Ô fatalité provisoire
Des blanches nuits, je te suivrai
Guidé par ta brillance noire.

L'invisible j'apercevrai.

Mort sans conteste, je vivrai.

Sûr au fond de la lente urgence
Apprise en ce repos intense,
Je déclare que tout est vrai,
Qu'un seul choix reste obligatoire,
Puis désoeuvré, je concevrai
Cet indispensable accessoire
D'un verre en carton de vouvray,
Feint réel dont je m'enivrai.

Une excessive insuffisance
Fut la raison de ma démence :
Je déclare que tout est vrai.

Dans le doute, il m'a fallu croire
Qu'en plein désert, où je givrai
Au vent toujours aléatoire,
De vieilles nouvelles j'ouvrai,
Et froidement je m'enfiévrai
D'une certaine contingence
En sa monstrueuse élégance.

Je déclare que tout est vrai,
Prince gueux, donc je promouvrai
Cette éloquence du silence
Annonçant la fin qui commence :
Je déclare que tout est vrai.


P.S. du 31/10/21 : Grande ballade irrationnelle en décasyllabes, selon les décimales de la racine douzième de 2 en base 10, c.-à-d. le demi-ton tempéré 21/12 = 1,05946... Le chiffre 0 est représenté par une strophe de 10 vers, et le découpage en strophes suit les propositions indépendantes sans enjambements, en conservant le schéma de rimes traditionnel : trois fois AbAbbCCdCd plus un envoi CCdCd.

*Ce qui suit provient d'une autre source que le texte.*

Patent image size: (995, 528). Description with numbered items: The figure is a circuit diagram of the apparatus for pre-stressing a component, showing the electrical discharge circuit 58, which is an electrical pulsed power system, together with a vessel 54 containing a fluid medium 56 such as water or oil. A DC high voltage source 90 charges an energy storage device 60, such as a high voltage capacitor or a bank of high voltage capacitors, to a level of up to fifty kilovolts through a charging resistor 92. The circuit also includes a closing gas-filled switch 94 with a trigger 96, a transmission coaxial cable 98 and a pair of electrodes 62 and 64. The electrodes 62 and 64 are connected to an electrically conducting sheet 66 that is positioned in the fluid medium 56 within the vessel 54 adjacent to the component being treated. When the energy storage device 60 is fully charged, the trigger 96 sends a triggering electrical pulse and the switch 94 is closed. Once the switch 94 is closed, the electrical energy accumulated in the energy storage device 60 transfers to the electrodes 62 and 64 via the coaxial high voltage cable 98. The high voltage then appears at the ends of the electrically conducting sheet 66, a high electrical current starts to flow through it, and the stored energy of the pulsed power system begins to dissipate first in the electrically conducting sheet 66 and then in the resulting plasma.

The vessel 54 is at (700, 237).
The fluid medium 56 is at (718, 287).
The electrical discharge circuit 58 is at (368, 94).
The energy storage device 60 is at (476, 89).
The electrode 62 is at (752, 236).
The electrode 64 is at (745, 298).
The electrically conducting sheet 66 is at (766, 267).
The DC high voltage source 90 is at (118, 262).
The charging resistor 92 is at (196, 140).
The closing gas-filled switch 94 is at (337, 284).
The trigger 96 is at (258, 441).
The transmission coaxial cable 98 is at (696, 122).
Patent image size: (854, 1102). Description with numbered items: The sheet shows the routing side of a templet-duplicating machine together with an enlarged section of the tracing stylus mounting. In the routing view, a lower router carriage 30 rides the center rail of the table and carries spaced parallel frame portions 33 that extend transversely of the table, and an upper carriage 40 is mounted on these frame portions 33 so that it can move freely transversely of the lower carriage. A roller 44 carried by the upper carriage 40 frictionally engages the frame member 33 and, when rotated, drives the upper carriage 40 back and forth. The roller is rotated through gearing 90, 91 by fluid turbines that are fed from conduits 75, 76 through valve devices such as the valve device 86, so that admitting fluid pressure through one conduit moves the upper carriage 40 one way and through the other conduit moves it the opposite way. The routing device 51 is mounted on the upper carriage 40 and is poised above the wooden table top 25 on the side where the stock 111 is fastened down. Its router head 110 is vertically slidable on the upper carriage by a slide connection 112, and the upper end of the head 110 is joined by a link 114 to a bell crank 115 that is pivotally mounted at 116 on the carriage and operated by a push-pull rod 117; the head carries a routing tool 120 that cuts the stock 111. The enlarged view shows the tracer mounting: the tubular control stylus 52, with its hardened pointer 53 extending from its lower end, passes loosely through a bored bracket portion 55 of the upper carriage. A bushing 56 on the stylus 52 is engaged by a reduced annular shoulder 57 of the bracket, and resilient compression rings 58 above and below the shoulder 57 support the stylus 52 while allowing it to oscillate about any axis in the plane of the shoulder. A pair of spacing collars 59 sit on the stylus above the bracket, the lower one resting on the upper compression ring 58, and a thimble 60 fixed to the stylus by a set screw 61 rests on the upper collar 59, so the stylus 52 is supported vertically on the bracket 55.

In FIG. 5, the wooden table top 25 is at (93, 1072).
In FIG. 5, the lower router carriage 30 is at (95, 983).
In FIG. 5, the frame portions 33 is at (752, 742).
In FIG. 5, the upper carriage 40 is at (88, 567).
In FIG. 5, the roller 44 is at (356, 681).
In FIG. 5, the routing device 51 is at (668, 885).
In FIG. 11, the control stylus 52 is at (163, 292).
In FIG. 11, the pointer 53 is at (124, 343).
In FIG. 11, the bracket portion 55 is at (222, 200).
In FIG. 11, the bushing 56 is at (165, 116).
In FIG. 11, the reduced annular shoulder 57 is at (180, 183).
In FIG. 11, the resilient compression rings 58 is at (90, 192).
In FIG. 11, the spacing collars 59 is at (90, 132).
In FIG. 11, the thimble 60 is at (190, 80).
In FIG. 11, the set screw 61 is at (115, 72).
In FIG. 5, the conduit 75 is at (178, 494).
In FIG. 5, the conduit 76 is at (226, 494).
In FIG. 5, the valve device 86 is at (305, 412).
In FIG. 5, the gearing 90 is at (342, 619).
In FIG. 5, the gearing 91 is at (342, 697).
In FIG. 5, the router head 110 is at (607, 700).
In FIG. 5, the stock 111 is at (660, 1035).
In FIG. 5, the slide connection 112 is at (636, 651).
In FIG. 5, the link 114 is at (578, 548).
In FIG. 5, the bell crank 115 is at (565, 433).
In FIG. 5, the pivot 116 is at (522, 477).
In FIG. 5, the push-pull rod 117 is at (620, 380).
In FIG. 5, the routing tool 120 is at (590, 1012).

Ma tessiture a presque trois octaves.

Illustrons-la de tous ses demi-tons
En commençant par les sons les plus graves
Correspondant aux voix de barytons,
Mais comprenez pourquoi nous hésitons
À vous chanter notre première note
Puisque parfois on dirait que je rote,
Ce qui vous fait sourire en m'entendant
Soigneusement descendre à fond ma glotte,
Et cependant ça n'est pas transcendant
Quand le public soupçonne que tu baves.

Dans le médium, alors sollicitons
Votre indulgence : on y sent moins d'entraves
Et d'autant plus que nous facilitons
Notre justesse en nous doublant — citons
Cet harmonium où souvent l'on pianote.

Sur le clavier, ma studieuse menotte
Poursuit son lent mouvement ascendant
Comme un réel facteur qui numérote
Et cependant ça n'est pas transcendant,
Mais contrôlez vos tempéraments, braves
Gens agacés, car nous vous invitons
À savourer quelques aigus suaves —
Applaudissez si nous le méritons,
A contrario toute plainte évitons.

Au suraigu mon chromatisme trotte
Et les naïfs croiront que je sifflote,
Mais je l'obtiens toutefois en tendant
Ma pauvre gorge étreinte qui chevrote.

Et cependant ça n'est pas transcendant,
Ô troubadour qui manques de jugeote :
Tu sauverais peut-être ta marotte
Irrationnelle et vaine en suspendant
Incontinent cette étrange anecdote —
Et cependant ça n'est pas transcendant.


10 octobre 2021

Sonnet potenciel
[Michel Clavel a baptisé « poème potenciel » (avec un c) un poème dont le premier vers est aussi lisible en acrostiche. Ci-dessous, j'ai composé un premier alexandrin de 14 lettres, engendrant ainsi un sonnet. Il fait allusion à la fois à la soeur du Joseph K de Kafka et surtout à la fiction W de Perec.]

Mlle K vit tôt en W

La société modèle, un fantasme utopique

Laissant s'épanouir l'idéal olympique

Et poussant à l'exploit toujours plus élevé :




Kilomètre à pieds joints mais sans s'être abreuvé.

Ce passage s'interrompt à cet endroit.